Perhaps a short explanatory comment could clarify how it works - I thought it was wrong last time I looked at it also. =)

Oct 27 '23 21:10 petrelharp

We've got line ending problems; for the record here's what I did to fix them:

sed -i 's/^M$//' tsdate/evaluation.py
sed -i 's/^M$//' tests/test_evaluation.py

Oct 30 '23 18:10 petrelharp

Is this ready for merging? I'm happy to do so if @petrelharp and/or @nspope give the OK (assume it's fine for the moment in the tsdate repo). If we merge it this week, it should make it into the next release (although I don't think it's a documented thing yet anyway, right?)

I have a feeling it might require a tskit release too, though?

Nov 08 '23 12:11 hyanwong

I think this PR is waiting on extend_edges for the tests to pass? Which might now be merged into the github head for tskit. But maybe we should wait until this is in a release -- I don't think there's an immediate rush.

Nov 08 '23 17:11 nspope

It is merged to tskit, but we need a release.
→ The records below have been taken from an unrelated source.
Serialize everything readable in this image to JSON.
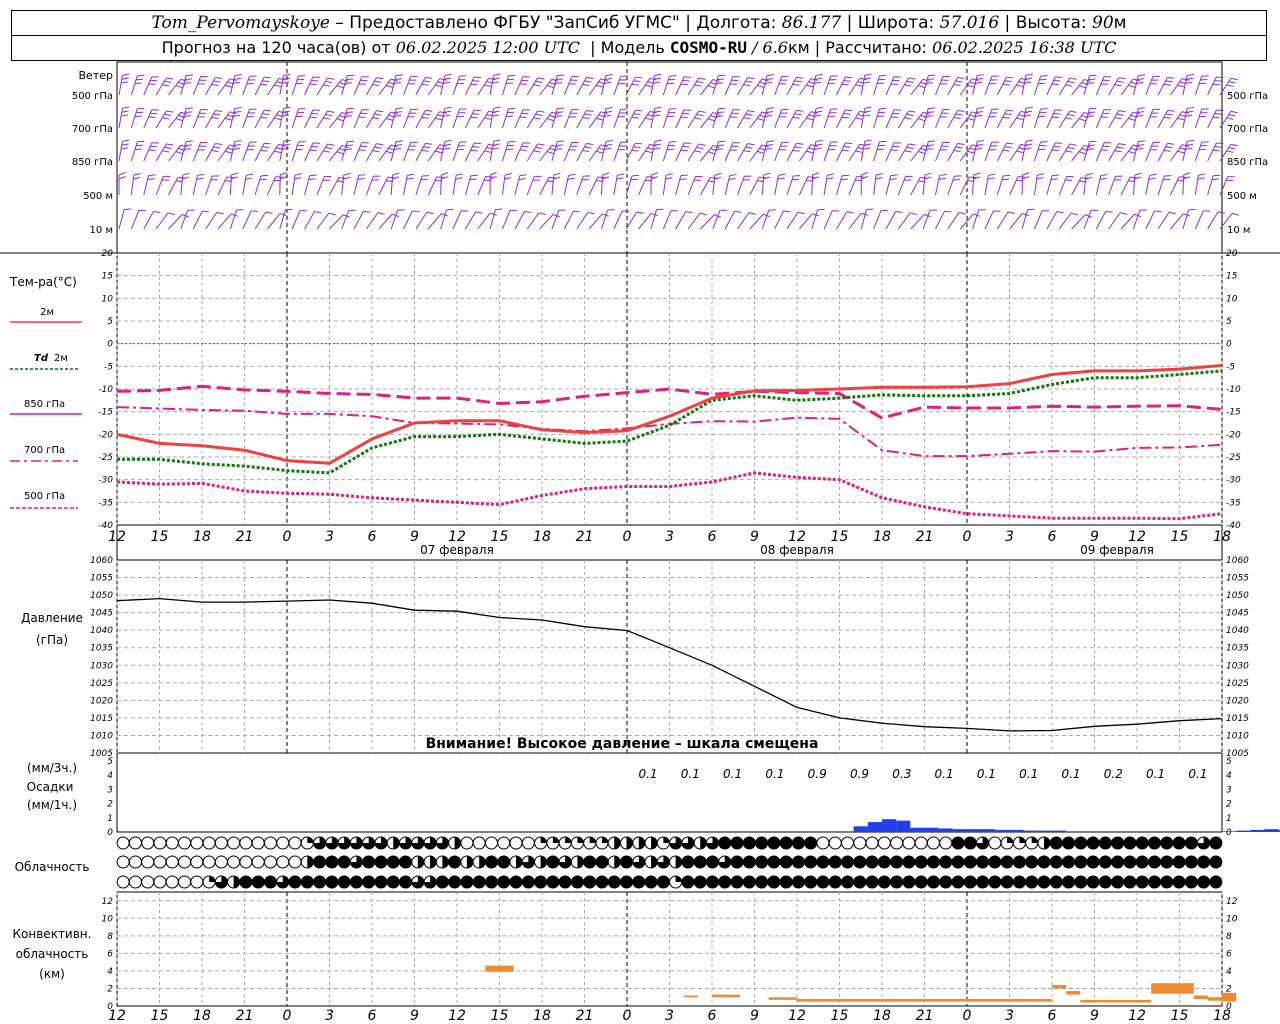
{
  "header": {
    "station": "Tom_Pervomayskoye",
    "dash": "–",
    "provided_by": "Предоставлено ФГБУ \"ЗапСиб УГМС\"",
    "lon_label": "Долгота:",
    "lon_value": "86.177",
    "lat_label": "Широта:",
    "lat_value": "57.016",
    "alt_label": "Высота:",
    "alt_value": "90",
    "alt_unit": "м",
    "forecast_prefix": "Прогноз на 120 часа(ов) от",
    "forecast_time": "06.02.2025 12:00 UTC",
    "model_label": "Модель",
    "model_name": "COSMO-RU",
    "model_res": "/ 6.6",
    "model_res_unit": "км",
    "calc_label": "Рассчитано:",
    "calc_time": "06.02.2025 16:38 UTC"
  },
  "labels": {
    "wind": "Ветер",
    "wind_levels": [
      "500 гПа",
      "700 гПа",
      "850 гПа",
      "500 м",
      "10 м"
    ],
    "temp_title": "Тем-ра(°C)",
    "temp_2m": "2м",
    "td_prefix": "Td",
    "td_2m": "2м",
    "t850": "850 гПа",
    "t700": "700 гПа",
    "t500": "500 гПа",
    "pressure_title": "Давление",
    "pressure_unit": "(гПа)",
    "pressure_warning": "Внимание! Высокое давление – шкала смещена",
    "precip_unit_top": "(мм/3ч.)",
    "precip_title": "Осадки",
    "precip_unit_bottom": "(мм/1ч.)",
    "cloud_title": "Облачность",
    "conv_title1": "Конвективн.",
    "conv_title2": "облачность",
    "conv_title3": "(км)"
  },
  "colors": {
    "wind": "#8b2be2",
    "t2m": "#f04040",
    "td2m": "#0a7a0a",
    "t850": "#e0207a",
    "t700": "#e0207a",
    "t500": "#e0207a",
    "pressure": "#000000",
    "precip": "#1f3ff0",
    "convective": "#f08a30",
    "zero_line": "#4060e0"
  },
  "chart_data": {
    "type": "line",
    "time_axis": {
      "hours_utc": [
        12,
        15,
        18,
        21,
        0,
        3,
        6,
        9,
        12,
        15,
        18,
        21,
        0,
        3,
        6,
        9,
        12,
        15,
        18,
        21,
        0,
        3,
        6,
        9,
        12,
        15,
        18
      ],
      "day_labels": [
        "07 февраля",
        "08 февраля",
        "09 февраля"
      ]
    },
    "temperature": {
      "ylim": [
        -40,
        20
      ],
      "yticks": [
        20,
        15,
        10,
        5,
        0,
        -5,
        -10,
        -15,
        -20,
        -25,
        -30,
        -35,
        -40
      ],
      "t2m": [
        -20,
        -22,
        -22.5,
        -23.5,
        -25.8,
        -26.4,
        -21,
        -17.5,
        -17,
        -17,
        -19,
        -19.6,
        -19.2,
        -16,
        -12,
        -10.4,
        -10.3,
        -10,
        -9.6,
        -9.6,
        -9.5,
        -8.8,
        -6.8,
        -6,
        -6,
        -5.6,
        -4.8
      ],
      "td2m": [
        -25.5,
        -25.5,
        -26.5,
        -27,
        -28,
        -28.5,
        -23,
        -20.5,
        -20.5,
        -20,
        -21,
        -22,
        -21.5,
        -18,
        -12.5,
        -11.5,
        -12.5,
        -12,
        -11.3,
        -11.5,
        -11.5,
        -11,
        -9,
        -7.5,
        -7.5,
        -6.8,
        -6
      ],
      "t850": [
        -10.5,
        -10.3,
        -9.4,
        -10.2,
        -10.5,
        -11,
        -11.2,
        -12,
        -12,
        -13.2,
        -12.8,
        -11.6,
        -10.8,
        -10,
        -11.2,
        -10.5,
        -10.8,
        -11,
        -16.4,
        -14,
        -14.2,
        -14.2,
        -13.8,
        -14,
        -13.8,
        -13.7,
        -14.5
      ],
      "t700": [
        -14,
        -14.3,
        -14.6,
        -14.8,
        -15.5,
        -15.5,
        -16,
        -17.5,
        -17.6,
        -17.8,
        -18.8,
        -19.3,
        -18.7,
        -17.7,
        -17.1,
        -17.2,
        -16.3,
        -16.6,
        -23.5,
        -24.8,
        -24.8,
        -24.3,
        -23.7,
        -23.8,
        -23,
        -22.9,
        -22.3
      ],
      "t500": [
        -30.5,
        -31,
        -30.8,
        -32.5,
        -33,
        -33.2,
        -34,
        -34.5,
        -35,
        -35.5,
        -33.5,
        -32,
        -31.5,
        -31.5,
        -30.5,
        -28.5,
        -29.5,
        -30,
        -34,
        -36,
        -37.5,
        -38,
        -38.5,
        -38.5,
        -38.5,
        -38.6,
        -37.5
      ]
    },
    "pressure": {
      "ylim": [
        1005,
        1060
      ],
      "yticks": [
        1060,
        1055,
        1050,
        1045,
        1040,
        1035,
        1030,
        1025,
        1020,
        1015,
        1010,
        1005
      ],
      "values": [
        1048.4,
        1049,
        1048,
        1048,
        1048.3,
        1048.6,
        1047.7,
        1045.7,
        1045.4,
        1043.6,
        1042.9,
        1041,
        1039.9,
        1035,
        1030,
        1024,
        1018,
        1015,
        1013.5,
        1012.5,
        1012,
        1011.3,
        1011.4,
        1012.6,
        1013.2,
        1014.2,
        1014.8
      ]
    },
    "precipitation": {
      "ylim_3h": [
        0,
        5
      ],
      "yticks": [
        5,
        4,
        3,
        2,
        1,
        0
      ],
      "labels_3h": [
        "0.1",
        "0.1",
        "0.1",
        "0.1",
        "0.9",
        "0.9",
        "0.3",
        "0.1",
        "0.1",
        "0.1",
        "0.1",
        "0.2",
        "0.1",
        "0.1"
      ],
      "hourly": [
        0,
        0,
        0,
        0,
        0,
        0,
        0,
        0,
        0,
        0,
        0,
        0,
        0,
        0,
        0,
        0,
        0,
        0,
        0,
        0,
        0,
        0,
        0,
        0,
        0,
        0,
        0,
        0,
        0,
        0,
        0,
        0,
        0,
        0,
        0,
        0,
        0,
        0,
        0,
        0,
        0.05,
        0.05,
        0.05,
        0.05,
        0.05,
        0.05,
        0.05,
        0.05,
        0.05,
        0.05,
        0.05,
        0.05,
        0.4,
        0.7,
        0.9,
        0.8,
        0.3,
        0.3,
        0.25,
        0.2,
        0.2,
        0.2,
        0.15,
        0.15,
        0.1,
        0.1,
        0.1,
        0.05,
        0.05,
        0.05,
        0.05,
        0.05,
        0.05,
        0.05,
        0.05,
        0.05,
        0.05,
        0.05,
        0.05,
        0.1,
        0.15,
        0.2,
        0.15,
        0.1,
        0.05,
        0.05,
        0.1,
        0.15,
        0.15,
        0.1
      ]
    },
    "cloudiness": {
      "note": "three rows: upper, middle, lower; fraction 0..1 per hour step",
      "upper": [
        0,
        0,
        0,
        0,
        0,
        0,
        0,
        0,
        0,
        0,
        0,
        0,
        0,
        0,
        0,
        0.25,
        0.75,
        0.75,
        0.75,
        0.75,
        0.75,
        0.75,
        0.5,
        0.75,
        0.75,
        0.75,
        0.75,
        0.5,
        0,
        0,
        0,
        0,
        0,
        0,
        0.25,
        0.25,
        0.25,
        0.25,
        0.25,
        0.25,
        0.5,
        0.5,
        0.5,
        0.5,
        0.25,
        0.75,
        0.75,
        0.5,
        0.75,
        1,
        1,
        1,
        1,
        1,
        1,
        1,
        1,
        0,
        0,
        0,
        0,
        0,
        0,
        0,
        0,
        0,
        0,
        0,
        1,
        1,
        0.75,
        0,
        0.25,
        0.25,
        0.25,
        0.5,
        1,
        1,
        1,
        1,
        1,
        1,
        1,
        1,
        1,
        1,
        1,
        1,
        0.75,
        1
      ],
      "middle": [
        0,
        0,
        0,
        0,
        0,
        0,
        0,
        0,
        0,
        0,
        0,
        0,
        0,
        0,
        0,
        0.5,
        1,
        1,
        1,
        0.75,
        1,
        1,
        1,
        1,
        0.5,
        0.5,
        0.5,
        1,
        0.5,
        0.5,
        1,
        1,
        0.5,
        0.75,
        0.5,
        1,
        0.75,
        0.5,
        1,
        1,
        0.5,
        1,
        0.75,
        0.5,
        0.75,
        0.5,
        1,
        1,
        1,
        0.75,
        1,
        1,
        1,
        1,
        1,
        1,
        1,
        1,
        1,
        1,
        1,
        1,
        1,
        1,
        1,
        1,
        1,
        1,
        1,
        1,
        1,
        1,
        1,
        1,
        1,
        1,
        1,
        1,
        1,
        1,
        1,
        1,
        1,
        1,
        1,
        1,
        1,
        1,
        1,
        1
      ],
      "lower": [
        0,
        0,
        0,
        0,
        0,
        0,
        0,
        0.25,
        0.75,
        0.5,
        1,
        1,
        1,
        0.75,
        1,
        1,
        1,
        1,
        1,
        1,
        1,
        1,
        1,
        1,
        0.75,
        0.75,
        1,
        1,
        1,
        1,
        1,
        1,
        1,
        1,
        1,
        1,
        1,
        1,
        1,
        1,
        1,
        1,
        1,
        1,
        1,
        0.25,
        1,
        1,
        1,
        1,
        1,
        1,
        1,
        1,
        1,
        1,
        1,
        1,
        1,
        1,
        1,
        1,
        1,
        1,
        1,
        1,
        1,
        1,
        1,
        1,
        1,
        1,
        1,
        1,
        1,
        1,
        1,
        1,
        1,
        1,
        1,
        1,
        1,
        1,
        1,
        1,
        1,
        1,
        1,
        1
      ]
    },
    "convective": {
      "ylim": [
        0,
        13
      ],
      "yticks": [
        12,
        10,
        8,
        6,
        4,
        2,
        0
      ],
      "blocks": [
        {
          "h_start": 26,
          "h_end": 28,
          "base": 3.9,
          "top": 4.6
        },
        {
          "h_start": 40,
          "h_end": 41,
          "base": 1.0,
          "top": 1.2
        },
        {
          "h_start": 42,
          "h_end": 44,
          "base": 1.0,
          "top": 1.3
        },
        {
          "h_start": 46,
          "h_end": 48,
          "base": 0.7,
          "top": 1.0
        },
        {
          "h_start": 48,
          "h_end": 66,
          "base": 0.5,
          "top": 0.8
        },
        {
          "h_start": 66,
          "h_end": 67,
          "base": 2.0,
          "top": 2.4
        },
        {
          "h_start": 67,
          "h_end": 68,
          "base": 1.3,
          "top": 1.7
        },
        {
          "h_start": 68,
          "h_end": 73,
          "base": 0.4,
          "top": 0.7
        },
        {
          "h_start": 73,
          "h_end": 76,
          "base": 1.4,
          "top": 2.6
        },
        {
          "h_start": 76,
          "h_end": 77,
          "base": 0.8,
          "top": 1.2
        },
        {
          "h_start": 77,
          "h_end": 78,
          "base": 0.6,
          "top": 1.0
        },
        {
          "h_start": 78,
          "h_end": 79,
          "base": 0.5,
          "top": 1.5
        }
      ]
    }
  }
}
Nov 14 '23 05:11 petrelharp

Note: we need to ensure that the discrepancy function and time RMSE are calculated correctly when nodes have no matches. Currently, the tie would be broken by comparing to all nodes in the tree sequence (we think?). @hfr1tz3 will fix

Dec 11 '23 19:12 nspope

Note that when we add stuff to a tree sequence we add both right and wrong stuff; if the proprotion of wrong stuff we add is greater than the proportion of wrong stuff already there, we increase discrepancy, even if this proportion is very low. (Example: extending a true but simplified tree sequence.)

So, proposal is that tree_discrepancy(a, b) also returns the proportion of the total span of b that is matched in a; this would be

(1 - discrepancy) * total_span(a) / total_span(b)

Feb 21 '24 19:02 petrelharp

Also, a evaluation.total_span(ts) function that just does np.sum(evaluation.node_spans(ts)).

Feb 21 '24 19:02 petrelharp

I think the code does what we want but the docs had it the other way around? I could be mixed up, though - please check?

Feb 23 '24 00:02 petrelharp

Okay - if you agree with my suggested changes, then please hit the "commit change" button on them.

Feb 23 '24 05:02 petrelharp

TODO:

squash commits
rebase to main
double check things are ready to merge

However, this currently uses extend_edges, which we are renaming extend_haplotypes; so let's (a) make the change to extend_haplotypes; (b) check the tests run locally; (c) mark skip them so this passes; (d) make an issue to un-skip these when a new tskit with extend_haplotypes is released.

Aug 09 '24 22:08 petrelharp

Moved to #428

Feb 27 '25 08:02 hyanwong